Les revendications de mai 1968 sont multiples : il s’agit non seulement de remettre en question la présidence de De Gaulle, d’exiger davantage de droits sociaux, mais aussi de critiquer profondément un modèle politique et culturel en général.

L’explosion sociale de mai 1968

L’explosion de mai 1968 est d’une ampleur incomparable. Les piquets de grèves et les occupations d’usines ne se sont pas faits dans la même sérénité que les mouvements de 1936. Les relations entre le monde ouvrier et le monde étudiant ne furent pas sereines non plus.

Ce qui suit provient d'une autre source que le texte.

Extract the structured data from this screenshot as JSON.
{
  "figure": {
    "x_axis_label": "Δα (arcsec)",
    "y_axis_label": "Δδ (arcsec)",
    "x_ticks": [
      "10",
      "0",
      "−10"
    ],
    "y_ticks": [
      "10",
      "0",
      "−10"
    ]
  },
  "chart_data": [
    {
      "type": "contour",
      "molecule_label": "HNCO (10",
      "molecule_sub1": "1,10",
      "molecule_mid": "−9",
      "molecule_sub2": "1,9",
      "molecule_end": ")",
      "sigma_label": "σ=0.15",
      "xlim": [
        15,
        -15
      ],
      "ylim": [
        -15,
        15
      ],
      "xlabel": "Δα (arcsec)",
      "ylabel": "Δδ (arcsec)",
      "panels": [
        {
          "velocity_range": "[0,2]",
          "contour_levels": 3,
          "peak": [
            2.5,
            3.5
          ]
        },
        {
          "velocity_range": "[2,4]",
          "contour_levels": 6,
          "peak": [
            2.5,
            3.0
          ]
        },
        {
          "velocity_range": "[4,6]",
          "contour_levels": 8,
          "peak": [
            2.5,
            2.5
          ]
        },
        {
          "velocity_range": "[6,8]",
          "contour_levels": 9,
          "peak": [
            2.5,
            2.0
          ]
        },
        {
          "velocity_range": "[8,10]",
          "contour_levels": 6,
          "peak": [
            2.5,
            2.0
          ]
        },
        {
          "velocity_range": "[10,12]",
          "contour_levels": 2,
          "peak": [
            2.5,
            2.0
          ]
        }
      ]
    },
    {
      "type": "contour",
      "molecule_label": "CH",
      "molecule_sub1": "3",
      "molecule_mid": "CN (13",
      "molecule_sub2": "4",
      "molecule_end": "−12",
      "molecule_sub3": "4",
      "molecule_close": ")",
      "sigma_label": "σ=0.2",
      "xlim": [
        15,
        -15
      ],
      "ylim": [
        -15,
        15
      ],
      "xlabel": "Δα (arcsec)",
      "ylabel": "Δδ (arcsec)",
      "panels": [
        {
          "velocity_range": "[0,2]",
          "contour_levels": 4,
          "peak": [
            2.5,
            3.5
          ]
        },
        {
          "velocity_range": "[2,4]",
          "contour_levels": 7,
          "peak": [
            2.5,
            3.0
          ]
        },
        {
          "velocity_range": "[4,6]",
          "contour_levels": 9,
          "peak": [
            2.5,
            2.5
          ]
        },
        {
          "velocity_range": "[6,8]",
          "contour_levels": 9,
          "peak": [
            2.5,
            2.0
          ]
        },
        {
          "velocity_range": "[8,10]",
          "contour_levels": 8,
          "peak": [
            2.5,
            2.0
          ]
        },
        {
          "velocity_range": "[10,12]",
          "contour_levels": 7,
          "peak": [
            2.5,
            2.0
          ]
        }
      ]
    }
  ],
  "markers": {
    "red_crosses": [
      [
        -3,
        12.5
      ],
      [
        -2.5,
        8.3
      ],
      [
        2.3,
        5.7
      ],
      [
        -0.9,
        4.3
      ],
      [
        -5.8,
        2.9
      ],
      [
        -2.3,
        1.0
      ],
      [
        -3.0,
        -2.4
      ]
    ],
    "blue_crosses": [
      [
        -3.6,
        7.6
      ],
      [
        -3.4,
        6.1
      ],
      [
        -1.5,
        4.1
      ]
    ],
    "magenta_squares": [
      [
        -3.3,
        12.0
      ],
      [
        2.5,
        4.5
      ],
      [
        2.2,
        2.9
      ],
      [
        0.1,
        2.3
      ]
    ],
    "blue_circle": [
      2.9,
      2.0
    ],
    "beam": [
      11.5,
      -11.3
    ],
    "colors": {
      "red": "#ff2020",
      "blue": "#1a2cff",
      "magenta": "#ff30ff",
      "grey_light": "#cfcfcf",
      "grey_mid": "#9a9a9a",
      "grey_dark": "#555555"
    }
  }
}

Le gouvernement tente de négocier avec les syndicats : les accords de Grenelle signés fin mai 1968 accordent une majoration de 35 % au SMIG (salaire minimum) et tous les autres salaires sont augmentés de 10 %. Une quatrième semaine de congés payés est accordée en 1968 (en dehors de ces accords).

  • La victoire est importante pour le mouvement ouvrier mais pas intégrale : de nombreuses grèves continueront après mai 1968.

L’après mai 1968

À partir de la crise économique des années 1970, le chômage s’installe durablement en France. La succession des partis politiques de gauche et de droite à la présidence (que l’on nomme l’alternance) ne parvient pas à résoudre ce problème. En fait il semble nécessaire de changer de perspectives : la République française ne peut à elle seule résoudre ses problèmes économiques puisqu’elle fait partie de l’Union européenne et doit alors s’aligner sur les politiques de ses partenaires.

Conclusion :

La République française, au XXe siècle, a été traversée par une fracture entre les classes dirigeantes et les travailleurs. C’est au terme de plusieurs étapes importantes que les travailleurs obtiennent des avancées sociales significatives. Cela dit, le chômage est à un taux élevé en France, tandis que les inégalités sociales augmentent : le modèle républicain apparaît alors en crise. La question est de savoir comment refonder la République, afin d’y intégrer tous ces acteurs.